What De-listing The Grizzly Bear In Yellowstone Means
This delisting does not remove protections of all the grizzlies in the US. There’s another regional population of the bears — the ones that live in Glacier National Park — which are still protected under the Endangered Species Act.
- This delisting is specific to the grizzlies that live in the Greater Yellowstone Ecosystem (which is larger than the park itself), and it means the protection and jurisdiction over the bears now falls to the states.
- The delisting opens the door for states to allow to hunting the bear outside the park, though with some safeguards. If the bear populations ever fall below 600, all hunting or “discretionary mortalities” would have to cease. And for the change to be finalized, all the states have to agree to a continued protection framework.

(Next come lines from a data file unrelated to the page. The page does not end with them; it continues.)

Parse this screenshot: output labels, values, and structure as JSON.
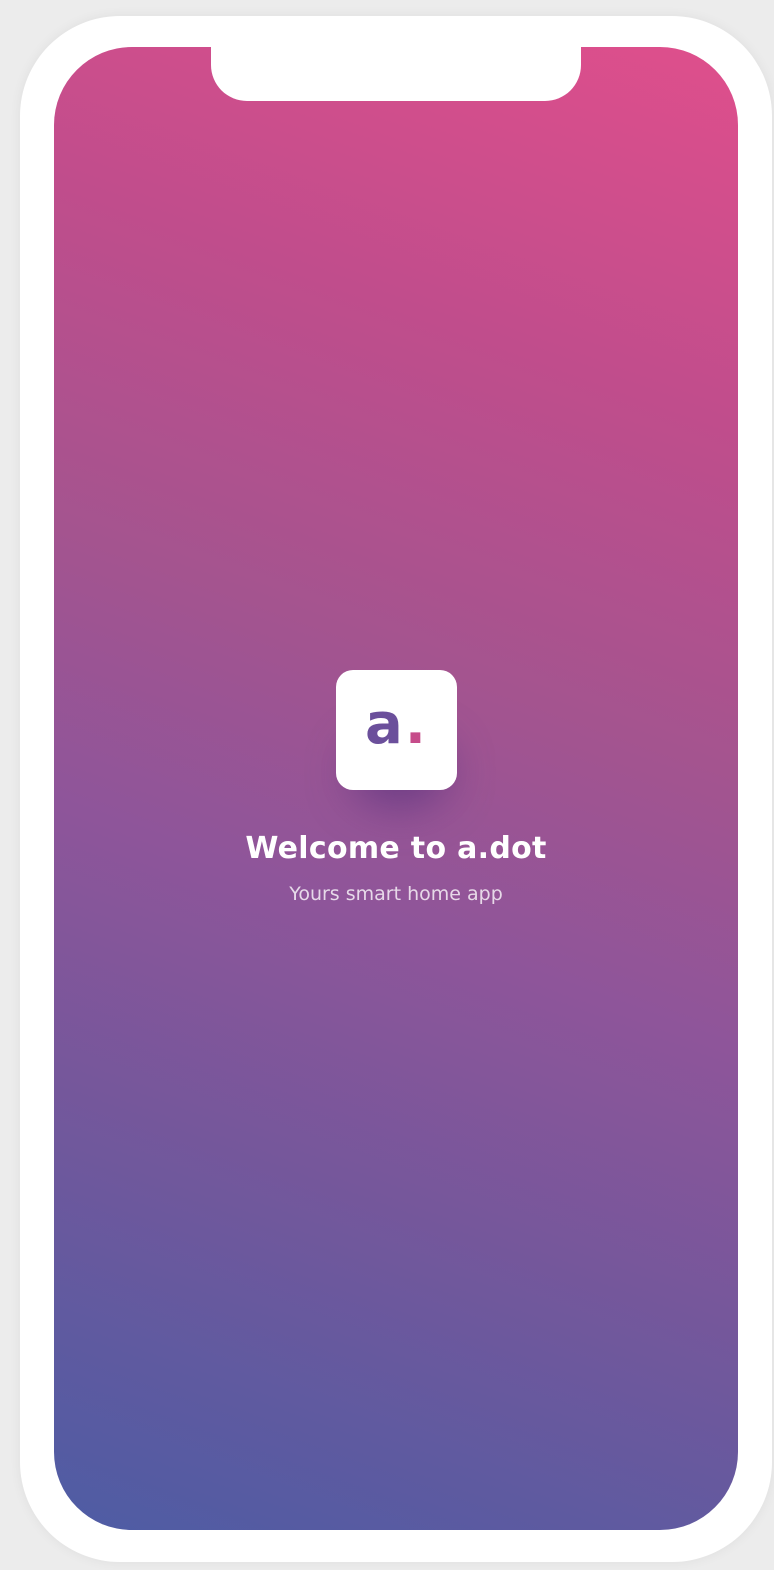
{
  "app": {
    "logo": {
      "letter": "a",
      "dot": "."
    },
    "title": "Welcome to a.dot",
    "subtitle": "Yours smart home app"
  },
  "colors": {
    "gradient_top": "#df4f8c",
    "gradient_bottom": "#4e5ca4",
    "logo_letter": "#6b4f9b",
    "logo_dot": "#c64c8a"
  }
}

- Delisting won’t change the way the National Park Service protects the grizzlies within their borders. Yellowstone grizzlies inside Yellowstone National Park will still be federally protected.
- Each of the states has to have a grizzly management plan in place. You can read those here, here, and here.

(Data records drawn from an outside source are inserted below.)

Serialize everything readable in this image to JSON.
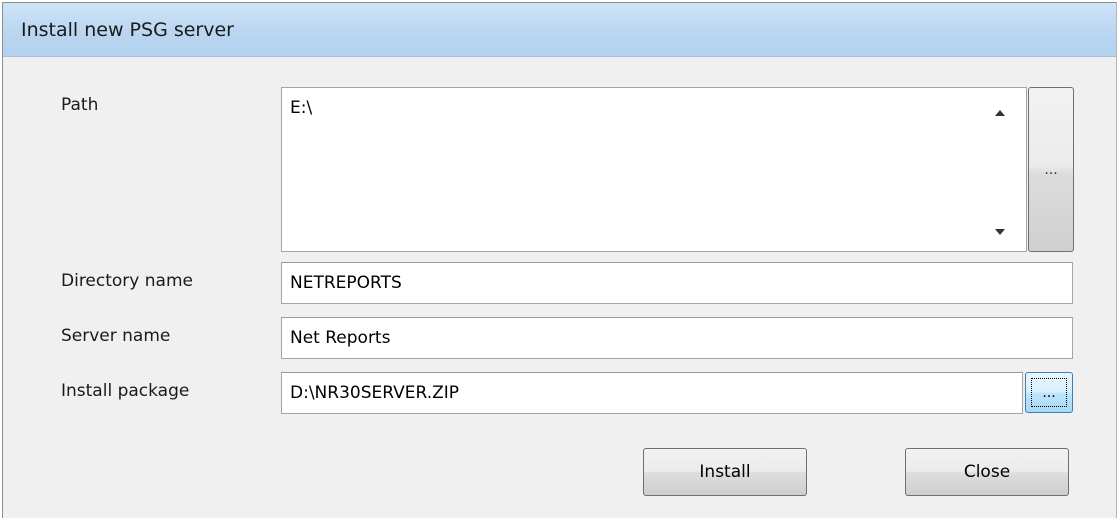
{
  "window": {
    "title": "Install new  PSG server"
  },
  "form": {
    "path": {
      "label": "Path",
      "value": "E:\\",
      "browse_label": "..."
    },
    "directory_name": {
      "label": "Directory name",
      "value": "NETREPORTS"
    },
    "server_name": {
      "label": "Server name",
      "value": "Net Reports"
    },
    "install_package": {
      "label": "Install package",
      "value": "D:\\NR30SERVER.ZIP",
      "browse_label": "..."
    }
  },
  "buttons": {
    "install": "Install",
    "close": "Close"
  },
  "colors": {
    "titlebar": "#bad6f1",
    "window_bg": "#f0f0f0",
    "focus_button": "#bee6fd"
  }
}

- The Great Falls Tribune reports that jurisdiction over the bears will be handed over to the states in July. DOI is expected to publish the final ruling within the next few days, and it would become law 30 days thereafter.
But the word is that the list of environmental/animal rights groups watching the 60-day countdown clock so they can sue over the delisting of the Yellowstone grizzlies is growing. At this point, there are 16 Native American individuals and/or tribal organizations who have already filed suit, along with these groups who are only waiting for the clock. That’s how they make money via the EAJA.
- HSUS/Fund for Animals
- Earth Justice (on behalf of the Northern Cheyenne Tribe)
- Center for Biological Diversity
- Sierra Club
- National Parks Conservation Association
- Western Environmental Law Center.
The Big Gripe Is By The Native American Tribes
Native American tribes are also angry because they feel they weren’t properly consulted in the delisting process. National Geographic reports that last year, 125 tribes signed a treaty demanding “that the U.S. government — meaning the Fish and Wildlife Service — consult fully with the tribes before issuing a decision about the fate of the grizzly.” They might have a gripe if the Grizzlies in question were on their sovereign land. But then why would the FWS and DOI have any jurisdiction over that land?